Karakteristik mikrosatelit adalah sebagai berikut: tingkat polimorfisme
tinggi, bersifat kodominan, membutuhkan jumlah DNA sedikit dalam analisis
serta dapat melihat variasi alel melalui teknik PCR (Moeljopawiro, 2010).
Menurut Mulyadiana (2010), mikrosatelit seringkali digunakan pada berbagai
macam penelitian, contohnya identifikasi forensik, penelitian populasi genetik dan
diagnosis serta identifikasi penyakit.
-
11
2.5 Elektroforesis
Elektroforesis DNA menggunakan gel yang dibuat dari agarosa,
poliakrilamid atau campuran keduanya dengan kerangka pori pori yang
kompleks yang akan dilewati DNA menuju elektroda positif. Makin kecil molekul
DNA makin cepat migrasinya melewati gel, sehingga molekul DNA akan terpisah
berdasarkan ukurannya (Kusuma, 2010). Metode ini digunakan untuk
memisahkan serta memurnikan suatu makromolekul seperti asam nukleat dan
protein.
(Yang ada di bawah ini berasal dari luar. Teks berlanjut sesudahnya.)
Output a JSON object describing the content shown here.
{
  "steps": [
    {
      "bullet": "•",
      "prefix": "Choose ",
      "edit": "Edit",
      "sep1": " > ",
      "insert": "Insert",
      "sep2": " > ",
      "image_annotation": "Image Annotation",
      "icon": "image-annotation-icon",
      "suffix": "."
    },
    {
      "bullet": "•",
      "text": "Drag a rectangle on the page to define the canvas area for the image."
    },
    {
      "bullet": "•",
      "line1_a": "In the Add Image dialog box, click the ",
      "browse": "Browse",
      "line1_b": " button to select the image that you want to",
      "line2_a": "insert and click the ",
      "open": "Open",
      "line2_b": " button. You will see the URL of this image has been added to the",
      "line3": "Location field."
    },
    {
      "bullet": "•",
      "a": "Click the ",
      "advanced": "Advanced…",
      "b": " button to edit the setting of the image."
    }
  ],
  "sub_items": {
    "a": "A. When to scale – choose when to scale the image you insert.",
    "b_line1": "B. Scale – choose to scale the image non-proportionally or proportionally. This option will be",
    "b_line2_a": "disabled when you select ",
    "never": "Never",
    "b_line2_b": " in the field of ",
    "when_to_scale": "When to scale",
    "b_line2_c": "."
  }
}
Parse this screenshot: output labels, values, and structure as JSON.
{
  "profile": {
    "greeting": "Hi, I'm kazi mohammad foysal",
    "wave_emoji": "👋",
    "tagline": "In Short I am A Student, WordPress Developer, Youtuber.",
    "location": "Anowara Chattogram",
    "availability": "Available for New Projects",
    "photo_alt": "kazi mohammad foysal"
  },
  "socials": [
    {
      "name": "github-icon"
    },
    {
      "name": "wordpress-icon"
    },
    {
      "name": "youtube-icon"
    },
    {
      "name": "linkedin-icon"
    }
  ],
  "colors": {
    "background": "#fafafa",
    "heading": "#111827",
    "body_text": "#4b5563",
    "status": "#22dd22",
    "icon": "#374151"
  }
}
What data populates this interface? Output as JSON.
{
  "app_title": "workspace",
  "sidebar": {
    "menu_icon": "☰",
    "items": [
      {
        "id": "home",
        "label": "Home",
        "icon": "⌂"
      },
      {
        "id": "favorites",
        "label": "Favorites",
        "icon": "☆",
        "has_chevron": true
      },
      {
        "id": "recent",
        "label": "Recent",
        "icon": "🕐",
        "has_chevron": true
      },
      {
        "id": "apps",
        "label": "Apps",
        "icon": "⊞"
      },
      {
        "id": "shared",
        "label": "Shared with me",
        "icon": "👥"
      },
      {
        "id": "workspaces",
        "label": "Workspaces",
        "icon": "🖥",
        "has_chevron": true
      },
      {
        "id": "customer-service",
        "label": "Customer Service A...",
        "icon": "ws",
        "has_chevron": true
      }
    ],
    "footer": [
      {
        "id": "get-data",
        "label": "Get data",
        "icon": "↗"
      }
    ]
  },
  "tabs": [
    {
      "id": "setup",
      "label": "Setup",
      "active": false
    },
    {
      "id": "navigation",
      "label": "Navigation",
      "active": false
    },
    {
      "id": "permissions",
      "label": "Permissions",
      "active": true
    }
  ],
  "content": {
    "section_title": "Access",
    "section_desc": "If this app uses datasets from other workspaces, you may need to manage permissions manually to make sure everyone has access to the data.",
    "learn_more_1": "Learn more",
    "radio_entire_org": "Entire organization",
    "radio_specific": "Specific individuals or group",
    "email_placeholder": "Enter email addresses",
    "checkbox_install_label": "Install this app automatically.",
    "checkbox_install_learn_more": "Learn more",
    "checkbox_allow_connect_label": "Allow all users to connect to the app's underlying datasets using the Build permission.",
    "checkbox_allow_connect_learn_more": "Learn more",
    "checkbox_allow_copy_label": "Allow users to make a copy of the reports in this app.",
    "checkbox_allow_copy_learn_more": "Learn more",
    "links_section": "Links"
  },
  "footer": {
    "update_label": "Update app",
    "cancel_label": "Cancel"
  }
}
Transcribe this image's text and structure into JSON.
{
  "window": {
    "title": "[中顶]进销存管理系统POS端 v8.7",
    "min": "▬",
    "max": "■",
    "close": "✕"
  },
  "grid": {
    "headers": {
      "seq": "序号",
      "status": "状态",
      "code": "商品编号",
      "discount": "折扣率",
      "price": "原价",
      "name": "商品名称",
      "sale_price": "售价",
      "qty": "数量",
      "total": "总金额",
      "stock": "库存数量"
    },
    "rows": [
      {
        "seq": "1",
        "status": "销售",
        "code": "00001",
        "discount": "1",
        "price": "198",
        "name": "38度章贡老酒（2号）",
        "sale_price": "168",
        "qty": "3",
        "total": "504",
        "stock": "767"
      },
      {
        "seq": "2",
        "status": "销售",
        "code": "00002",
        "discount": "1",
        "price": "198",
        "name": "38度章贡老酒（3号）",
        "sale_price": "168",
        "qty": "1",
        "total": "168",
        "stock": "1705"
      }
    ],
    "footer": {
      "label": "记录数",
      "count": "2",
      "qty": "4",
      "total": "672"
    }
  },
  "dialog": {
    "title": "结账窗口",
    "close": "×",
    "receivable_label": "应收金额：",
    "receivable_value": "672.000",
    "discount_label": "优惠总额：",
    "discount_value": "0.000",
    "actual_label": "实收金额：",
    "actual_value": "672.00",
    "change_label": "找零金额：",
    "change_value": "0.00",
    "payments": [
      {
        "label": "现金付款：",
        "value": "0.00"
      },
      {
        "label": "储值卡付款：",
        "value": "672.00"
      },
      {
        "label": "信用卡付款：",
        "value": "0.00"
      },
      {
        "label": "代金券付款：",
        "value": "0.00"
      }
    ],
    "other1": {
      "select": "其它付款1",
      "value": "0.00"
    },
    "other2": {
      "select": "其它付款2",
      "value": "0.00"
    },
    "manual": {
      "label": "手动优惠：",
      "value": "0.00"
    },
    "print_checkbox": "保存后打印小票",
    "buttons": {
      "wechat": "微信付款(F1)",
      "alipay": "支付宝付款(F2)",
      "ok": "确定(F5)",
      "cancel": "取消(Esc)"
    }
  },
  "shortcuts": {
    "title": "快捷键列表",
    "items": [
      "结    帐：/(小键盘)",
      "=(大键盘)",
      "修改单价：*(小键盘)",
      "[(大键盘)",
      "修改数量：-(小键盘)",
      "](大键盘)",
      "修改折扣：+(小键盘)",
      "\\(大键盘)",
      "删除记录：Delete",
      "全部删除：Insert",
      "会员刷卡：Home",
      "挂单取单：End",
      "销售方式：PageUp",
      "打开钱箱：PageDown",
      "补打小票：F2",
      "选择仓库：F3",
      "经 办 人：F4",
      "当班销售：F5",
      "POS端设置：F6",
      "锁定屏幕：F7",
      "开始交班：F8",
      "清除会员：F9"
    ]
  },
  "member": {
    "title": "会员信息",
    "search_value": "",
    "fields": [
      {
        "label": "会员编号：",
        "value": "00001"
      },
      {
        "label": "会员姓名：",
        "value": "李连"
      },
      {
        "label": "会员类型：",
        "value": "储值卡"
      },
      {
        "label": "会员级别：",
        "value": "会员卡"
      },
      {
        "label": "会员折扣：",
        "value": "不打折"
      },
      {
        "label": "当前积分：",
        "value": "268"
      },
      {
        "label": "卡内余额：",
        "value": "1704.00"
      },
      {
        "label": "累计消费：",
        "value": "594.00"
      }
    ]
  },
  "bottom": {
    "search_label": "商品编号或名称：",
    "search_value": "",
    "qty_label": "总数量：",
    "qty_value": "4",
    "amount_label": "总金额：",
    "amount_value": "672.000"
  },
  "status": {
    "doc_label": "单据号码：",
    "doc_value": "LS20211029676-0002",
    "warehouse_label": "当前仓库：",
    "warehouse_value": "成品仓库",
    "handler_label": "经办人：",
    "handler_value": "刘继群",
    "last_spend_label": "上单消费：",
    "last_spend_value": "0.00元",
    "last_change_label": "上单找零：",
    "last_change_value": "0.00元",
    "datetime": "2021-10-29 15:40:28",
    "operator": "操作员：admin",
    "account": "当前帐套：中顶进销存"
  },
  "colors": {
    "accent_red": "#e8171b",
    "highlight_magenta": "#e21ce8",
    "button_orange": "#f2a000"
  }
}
Metode ini juga sering digunakan dalam percobaan biologi molekuler dan
biokimia (Magdeldin, 2012).
Menurut Jean and Francois (2010) elektroforesis gel agarosa ialah teknik
yang paling baik dan paling sering digunakan di laboratorium untuk menganalisis
DNA dan protein. Selain gel agarosa dapat juga digunakan gel poliakrilamida
yang digunakan untuk menganalisa hasil ekstensi primer (Davis et al., 1994). Gel
agarosa biasa digunakan untuk memisahkan fragmen DNA yang lebih besar (lebih
dari 200 bp) sedangkan gel poliakrilamida digunakan untuk fragmen DNA yang
lebih kecil (kurang dari 200 bp) (Lee & Bahaman, 2010).
Elektroforesis gel dapat memisahkan makromolekul berdasarkan laju
perpindahan DNA melewati suatu gel yang berada dalam pengaruh medan listrik.
Sehingga gel dapat memisahkan suatu campuran molekul DNA menjadi pita-pita
yang masing-masing terdiri dari molekul DNA (Campbell et al., 2002). Prinsip
kerja elektroforesis yaitu molekul DNA yang bermuatan negatif pada gel yang
dialiri arus listrik akan bergerak kearah kutub positif yang laju migrasinya
dipengaruhi oleh ukuran molekulnya. Berat molekul suatu fragmen DNA dapat
diperkirakan dengan membandingkan laju migrasinya dengan laju migrasi
fragmen molekul DNA standard (DNA ladder) yang telah diketahui ukurannya.
Visualisasi DNA dapat dilakukan dengan etidium bromide yang ditambahkan
langsung didalam gel atau di rendam dengan etidium bromide sebelum dipaparkan
diatas sinar ultraviolet (Tarigan, 2011).